Hip Hop’s Double-Edged Tao of the Wu-Tang Clan releases ‘PENdulum’

“Yo, let me introduce you to these two really cool smooth dudes.” As the coronavirus pandemic (otherwise called COVID19) intersects the streets of New York in a chokehold, rapper Bobby Briz from Staten Island, pens in a time of lockdown, a lyrical pandemonium flow-funk music video shot on an IPhone at hand of Kennedy Price titled, “PENdulum” from his long awaited collaborative EP, He’s Black / He’s White. However, dueling with him in bringing the pain is a double-edged sword, fellow samurai brethren representing the lowly land of shaolin, is iNTeLL, the rising son of the Wu-Tang Clan’s U-God.

Reminiscing on a time in hip hop at the 40th Annual Grammy Award ceremony where the late mic grabbing pioneer, Old Dirty Bastard bum-rushed the stage to kiss Erykah Badu and declare, “Wu-Tang is for the children,” the Wu-Revolution has now become reincarnated with the lesser of two evils, contemporary philosopher Bobby Briz and 2nd generation of the Wu, iNTeLL. Even as the duo dynamically trade off on bars, they make known like a whirlwind swarming your hood with a thousand superior samurai dragons to their viewers, the killa bees and every other hip-hop artist on watch by spit firing an unforgettable charred hole in the track.

The symbolic horrorcore visuals of the dark lit, foggy interrogation room with a sole light bulb swinging “back and forth, back and forth” like the namesake lyrics on ‘PENdulum,’ Bobby Briz is an amped up total nutcase in his braggadocio, bugged out, and murderous Slim Shady style flow. Briz is relentless in refusing to hold back words or bite his tongue while displaying extensive vocabulary and multi-syllabalistic satirical rhyme schemes. “Everything that glit is not all gold/but we bitcoin/Yeah we big boy/You’re a shrimp/crawfish/We sharks mixed with offense/We evolved and/you’re just not shit with the nonsense/You should not spit/Usually I encourage people to live out that art/but some of you should probs quit.” iNTeLL, in his collectively cool, calm, then dirty and perverted yang, mischievously adds in a line of pettiness; “And keep all of your girlfriends from sucking our dicks.”

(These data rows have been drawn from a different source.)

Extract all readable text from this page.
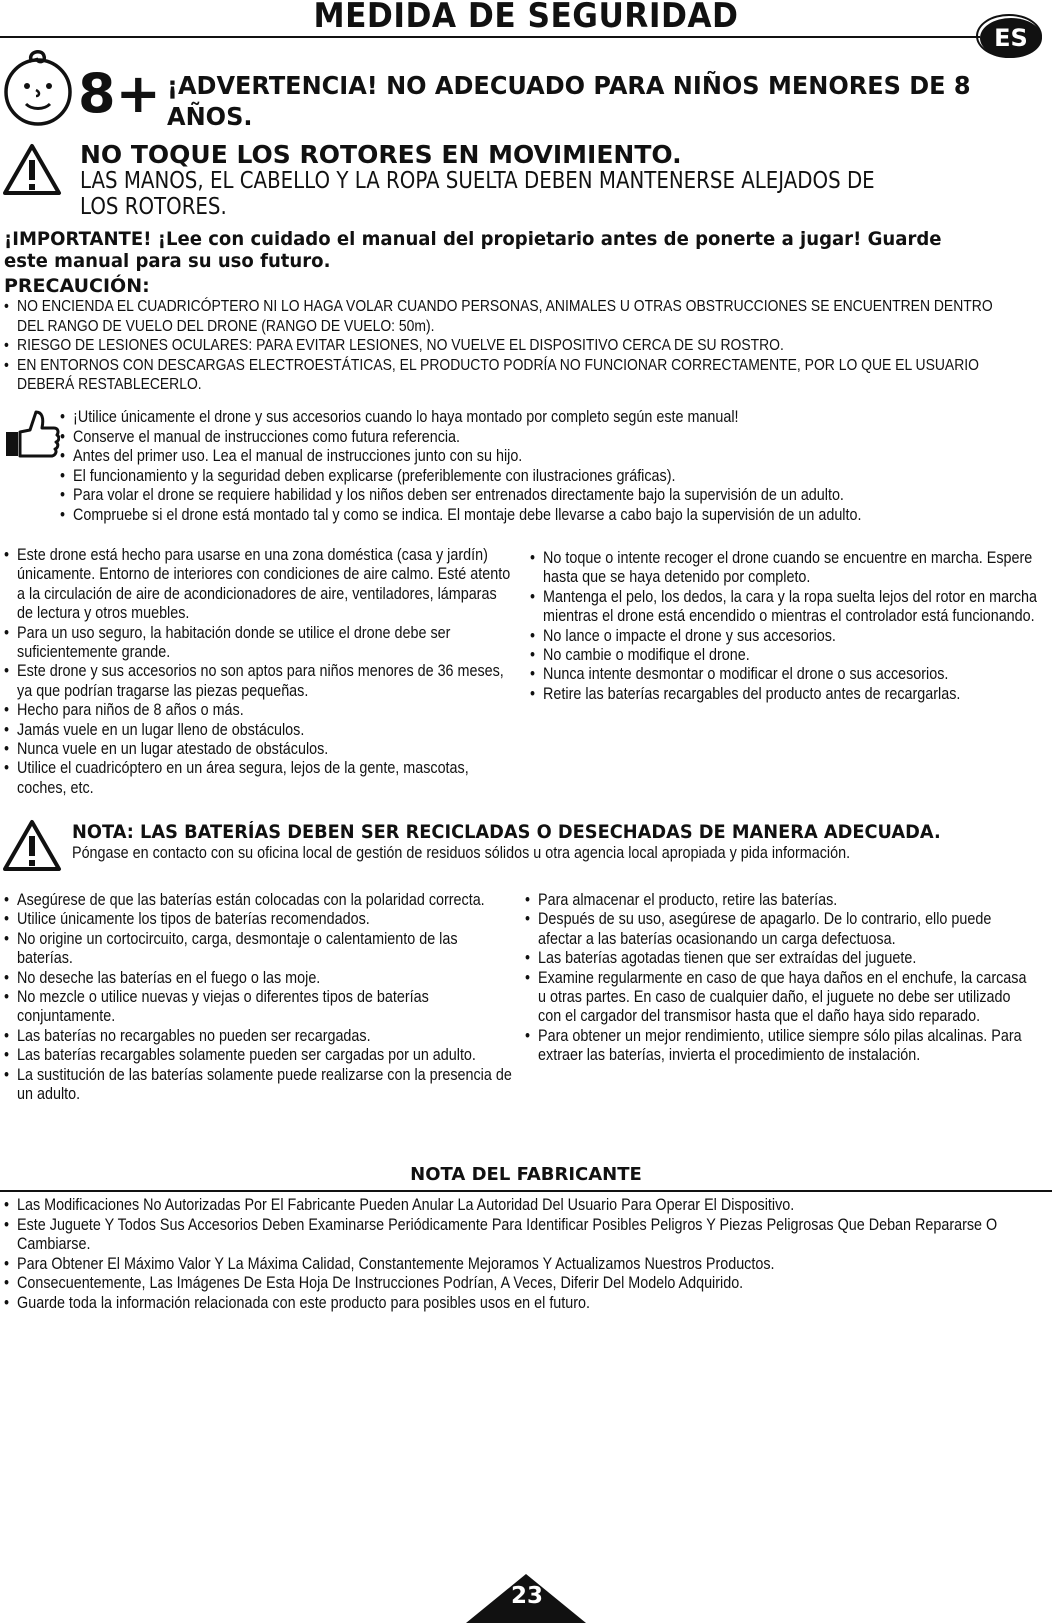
MEDIDA DE SEGURIDAD
ES
8+ ¡ADVERTENCIA! NO ADECUADO PARA NIÑOS MENORES DE 8 AÑOS.
NO TOQUE LOS ROTORES EN MOVIMIENTO.
LAS MANOS, EL CABELLO Y LA ROPA SUELTA DEBEN MANTENERSE ALEJADOS DE LOS ROTORES.
¡IMPORTANTE! ¡Lee con cuidado el manual del propietario antes de ponerte a jugar! Guarde este manual para su uso futuro.
PRECAUCIÓN:
• NO ENCIENDA EL CUADRICÓPTERO NI LO HAGA VOLAR CUANDO PERSONAS, ANIMALES U OTRAS OBSTRUCCIONES SE ENCUENTREN DENTRO DEL RANGO DE VUELO DEL DRONE (RANGO DE VUELO: 50m).
• RIESGO DE LESIONES OCULARES: PARA EVITAR LESIONES, NO VUELVE EL DISPOSITIVO CERCA DE SU ROSTRO.
• EN ENTORNOS CON DESCARGAS ELECTROESTÁTICAS, EL PRODUCTO PODRÍA NO FUNCIONAR CORRECTAMENTE, POR LO QUE EL USUARIO DEBERÁ RESTABLECERLO.
• ¡Utilice únicamente el drone y sus accesorios cuando lo haya montado por completo según este manual!
• Conserve el manual de instrucciones como futura referencia.
• Antes del primer uso. Lea el manual de instrucciones junto con su hijo.
• El funcionamiento y la seguridad deben explicarse (preferiblemente con ilustraciones gráficas).
• Para volar el drone se requiere habilidad y los niños deben ser entrenados directamente bajo la supervisión de un adulto.
• Compruebe si el drone está montado tal y como se indica. El montaje debe llevarse a cabo bajo la supervisión de un adulto.
• Este drone está hecho para usarse en una zona doméstica (casa y jardín) únicamente. Entorno de interiores con condiciones de aire calmo. Esté atento a la circulación de aire de acondicionadores de aire, ventiladores, lámparas de lectura y otros muebles.
• Para un uso seguro, la habitación donde se utilice el drone debe ser suficientemente grande.
• Este drone y sus accesorios no son aptos para niños menores de 36 meses, ya que podrían tragarse las piezas pequeñas.
• Hecho para niños de 8 años o más.
• Jamás vuele en un lugar lleno de obstáculos.
• Nunca vuele en un lugar atestado de obstáculos.
• Utilice el cuadricóptero en un área segura, lejos de la gente, mascotas, coches, etc.
• No toque o intente recoger el drone cuando se encuentre en marcha. Espere hasta que se haya detenido por completo.
• Mantenga el pelo, los dedos, la cara y la ropa suelta lejos del rotor en marcha mientras el drone está encendido o mientras el controlador está funcionando.
• No lance o impacte el drone y sus accesorios.
• No cambie o modifique el drone.
• Nunca intente desmontar o modificar el drone o sus accesorios.
• Retire las baterías recargables del producto antes de recargarlas.
NOTA: LAS BATERÍAS DEBEN SER RECICLADAS O DESECHADAS DE MANERA ADECUADA.
Póngase en contacto con su oficina local de gestión de residuos sólidos u otra agencia local apropiada y pida información.
• Asegúrese de que las baterías están colocadas con la polaridad correcta.
• Utilice únicamente los tipos de baterías recomendados.
• No origine un cortocircuito, carga, desmontaje o calentamiento de las baterías.
• No deseche las baterías en el fuego o las moje.
• No mezcle o utilice nuevas y viejas o diferentes tipos de baterías conjuntamente.
• Las baterías no recargables no pueden ser recargadas.
• Las baterías recargables solamente pueden ser cargadas por un adulto.
• La sustitución de las baterías solamente puede realizarse con la presencia de un adulto.
• Para almacenar el producto, retire las baterías.
• Después de su uso, asegúrese de apagarlo. De lo contrario, ello puede afectar a las baterías ocasionando un carga defectuosa.
• Las baterías agotadas tienen que ser extraídas del juguete.
• Examine regularmente en caso de que haya daños en el enchufe, la carcasa u otras partes. En caso de cualquier daño, el juguete no debe ser utilizado con el cargador del transmisor hasta que el daño haya sido reparado.
• Para obtener un mejor rendimiento, utilice siempre sólo pilas alcalinas. Para extraer las baterías, invierta el procedimiento de instalación.
NOTA DEL FABRICANTE
• Las Modificaciones No Autorizadas Por El Fabricante Pueden Anular La Autoridad Del Usuario Para Operar El Dispositivo.
• Este Juguete Y Todos Sus Accesorios Deben Examinarse Periódicamente Para Identificar Posibles Peligros Y Piezas Peligrosas Que Deban Repararse O Cambiarse.
• Para Obtener El Máximo Valor Y La Máxima Calidad, Constantemente Mejoramos Y Actualizamos Nuestros Productos.
• Consecuentemente, Las Imágenes De Esta Hoja De Instrucciones Podrían, A Veces, Diferir Del Modelo Adquirido.
• Guarde toda la información relacionada con este producto para posibles usos en el futuro.
23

The rising Tao of the Wu then spits, “Flip around/turn the W to a M/From Wu-Tang/making millions more than men/We do things that you cannot call a trend/ Amusing/ Can I call his friends/Always been more brethren than a weapon ex perception/make your head spin as we swing through/Daily Bugle said we kings too.”

A modern day collective of “Bad Meets Evil,” the cutting duality of Bobby Briz and iNTeLL, are indifferent when samurai slashing the jugular off of this record and making it look like child’s play, and in doing so, like the tristate assassin’s backhanded lyrics mention, “We’re superior artists/wit’ samurais/Ya’ll left looking stupid like you just took an apple pie to the face in a lunch room/right in front of your friends and your crush too/Sucks to be you and not us.”

Like the reference, Wu-Tang is forever. A cemented brotherhood in hip hop is for eternity.